Aunque no son plato de buen gusto, lo enfrentamientos entre hosteleros y clientes están a la orden del día en las redes sociales. Especialmente en las especializadas en restaurantes y alojamientos. Aunque en la mayoría de los casos las malas críticas suelen quedar sin respuesta o reciben una cordial contestación, no siempre es así. La paciencia de los empresarios, como es natural, acaba por colmarse, especialmente en los casos en los que consideran que las críticas son injustas. Y eso es lo que ha pasado entre un hostelero de Oviedo y un cliente que, según su criterio, no hizo un buen juicio de su establecimiento.

"Un grupo de 14 amigas nos reunimos para hacer una comida anual un poco especial. Hemos frecuentado otros restaurantes de renombre por la zona, siempre un acierto, este año las 11 chicas que pudimos asistir coincidimos todas en que ha sido el peor con diferencia", comienza criticando la supuesta clienta, antes de enumerar los platos que pidieron.

"De entradas calamares (duros como piedras), anchoas con queso fresco (mala combinación y regadas con aceite del malo) y unas vieiras gratinadas que no nos pusieron (se olvidaron de ellas). Seguimos: unas nos decantamos por dos parrilladas de marisco por un lado (cuatro navajas, cuatro almejas, cuatro gambitas... y demás), que la bandeja era escasa, y el marisco estaba cocido y salteado en una sartén. Para el precio, 120 euros, dejan mucho que desear. Por otro lado, prefirieron arroz con almejas y arroz con bogavante, cazuelas que fueron bastante llenas de vuelta a la cocina y en ningún momento el camarero se interesó en ello. El motivo fue que el arroz con almejas se debió hacer con agua de mar (excesivamente salado) y el arroz con bogavante no sabia a bogavante, sabia a caldo artificial", recapituló.

La crítica no terminó aquí. "De aperitivo, por la espera, ya que nos informaron como corresponde que el arroz lleva su tiempo, nos deleitaron con unas aceitunas (sin comentarios). De lo mejor, sin duda, fue el postre que pedimos las mayoría, ya que no requería elaboración: helado de turrón.
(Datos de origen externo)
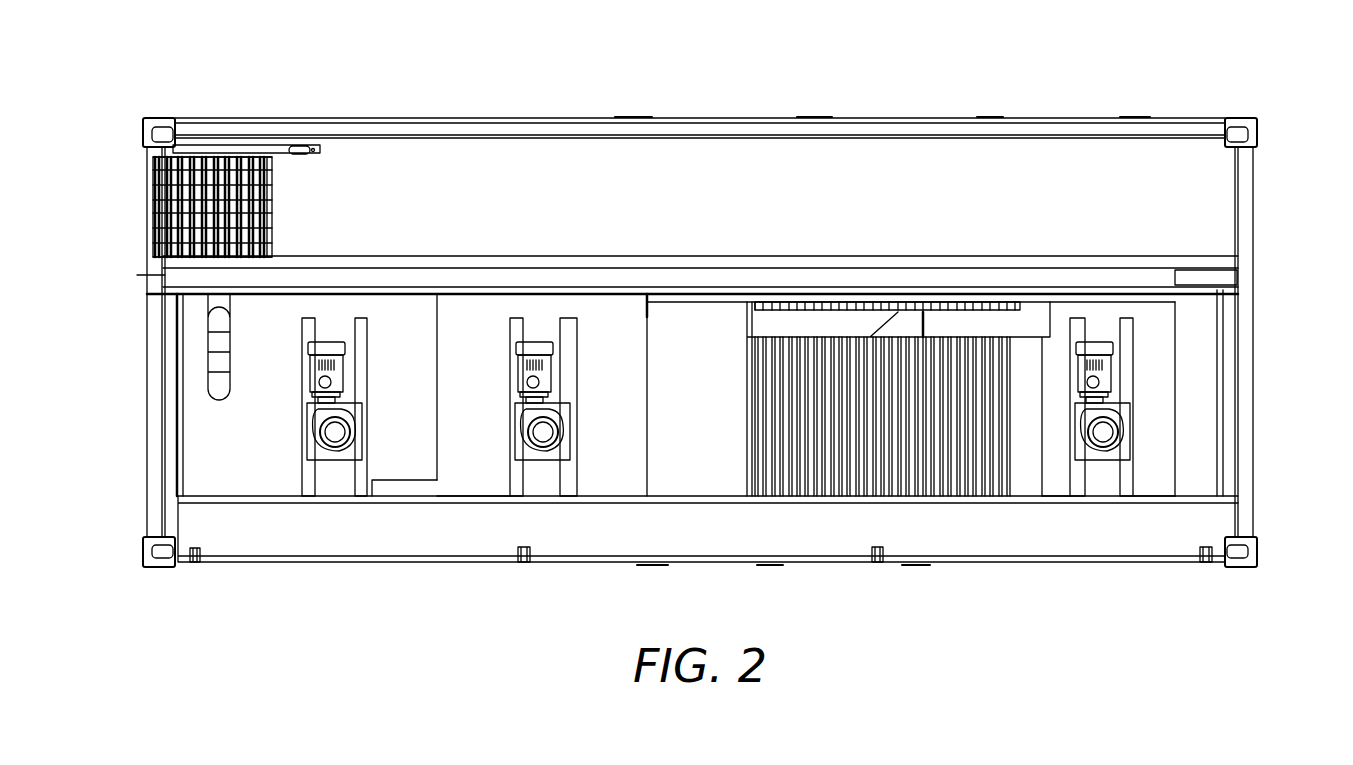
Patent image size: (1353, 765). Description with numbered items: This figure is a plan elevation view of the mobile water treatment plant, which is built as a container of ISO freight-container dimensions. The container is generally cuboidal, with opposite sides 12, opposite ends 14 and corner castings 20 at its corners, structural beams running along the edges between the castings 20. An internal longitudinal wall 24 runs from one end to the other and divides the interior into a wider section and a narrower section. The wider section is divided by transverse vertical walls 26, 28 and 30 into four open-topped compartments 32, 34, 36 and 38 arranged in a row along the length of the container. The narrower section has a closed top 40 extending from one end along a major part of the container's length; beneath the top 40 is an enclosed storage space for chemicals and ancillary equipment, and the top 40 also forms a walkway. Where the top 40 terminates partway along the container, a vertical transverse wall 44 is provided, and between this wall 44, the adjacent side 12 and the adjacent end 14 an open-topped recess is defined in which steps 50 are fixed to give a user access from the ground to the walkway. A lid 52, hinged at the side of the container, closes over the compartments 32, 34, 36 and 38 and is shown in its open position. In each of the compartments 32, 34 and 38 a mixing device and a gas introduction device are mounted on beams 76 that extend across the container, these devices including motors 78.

The side 12 is at (737, 118).
The end 14 is at (147, 340).
The corner casting 20 is at (143, 130).
The internal longitudinal wall 24 is at (672, 264).
The transverse vertical wall 26 is at (437, 395).
The transverse vertical wall 28 is at (647, 395).
The transverse vertical wall 30 is at (1055, 483).
The compartment 32 is at (407, 315).
The compartment 34 is at (470, 315).
The compartment 36 is at (978, 338).
The compartment 38 is at (1157, 483).
The closed top 40 is at (1037, 165).
The vertical transverse wall 44 is at (272, 185).
The steps 50 is at (228, 170).
The lid 52 is at (494, 565).
The beam 76 is at (567, 325).
The motor 78 is at (326, 350).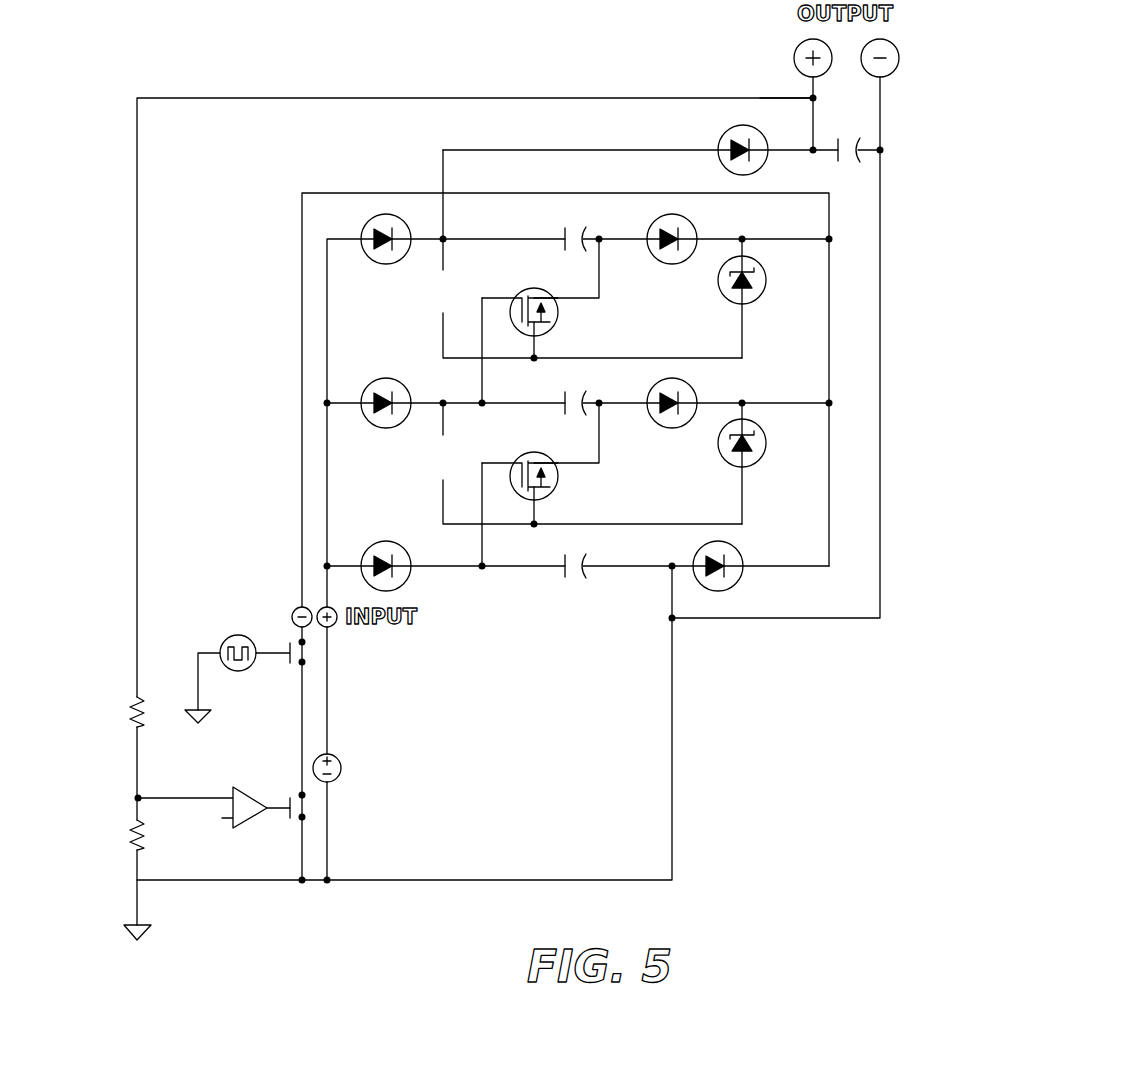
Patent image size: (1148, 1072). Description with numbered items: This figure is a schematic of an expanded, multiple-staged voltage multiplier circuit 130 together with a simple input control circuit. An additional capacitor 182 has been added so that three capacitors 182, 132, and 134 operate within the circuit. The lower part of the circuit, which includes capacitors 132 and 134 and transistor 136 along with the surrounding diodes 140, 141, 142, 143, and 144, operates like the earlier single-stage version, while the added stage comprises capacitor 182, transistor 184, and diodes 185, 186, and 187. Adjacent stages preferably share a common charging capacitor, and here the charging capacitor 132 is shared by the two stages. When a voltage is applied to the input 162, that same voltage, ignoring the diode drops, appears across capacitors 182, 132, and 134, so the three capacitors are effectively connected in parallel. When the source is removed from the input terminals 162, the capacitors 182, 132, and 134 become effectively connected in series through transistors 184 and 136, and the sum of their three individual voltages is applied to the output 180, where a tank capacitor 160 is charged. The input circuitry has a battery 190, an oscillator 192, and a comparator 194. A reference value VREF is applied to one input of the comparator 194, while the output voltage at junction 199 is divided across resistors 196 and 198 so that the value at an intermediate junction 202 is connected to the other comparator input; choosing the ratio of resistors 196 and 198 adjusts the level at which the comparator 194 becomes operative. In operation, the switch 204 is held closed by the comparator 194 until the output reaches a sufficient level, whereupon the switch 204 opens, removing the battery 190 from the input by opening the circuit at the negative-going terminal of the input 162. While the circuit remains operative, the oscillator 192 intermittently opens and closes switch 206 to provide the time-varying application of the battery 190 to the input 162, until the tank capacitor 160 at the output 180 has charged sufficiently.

Cafés e infusiones, todo ello sin hacer hincapié en que la mayoría bebimos agua, por el módico precio de 777 euros. Un precio excesivo acompañado de un trato indiferente. No recomendable en absoluto, ni para tomar una caldo en meses fríos", concluyó.

La respuesta del hostelero, visiblemente molesto, no se hizo esperar. "Si no saben diferenciar lo que es cocido o a la plancha, qué quieren que les respondamos... qué daño hace 'Master Chef', señorita", comenzó lamentando el empresario, antes de continuar: "Respecto a la bebida, sí bebieron agua serí antes, pero aquí, por lo menos, cinco botellas de agua con misterio (vino blanco). Posteriormente, concluyó: "Siempre se aprende algo de las críticas con criterio, pero este caso es puro chantaje", concluyó.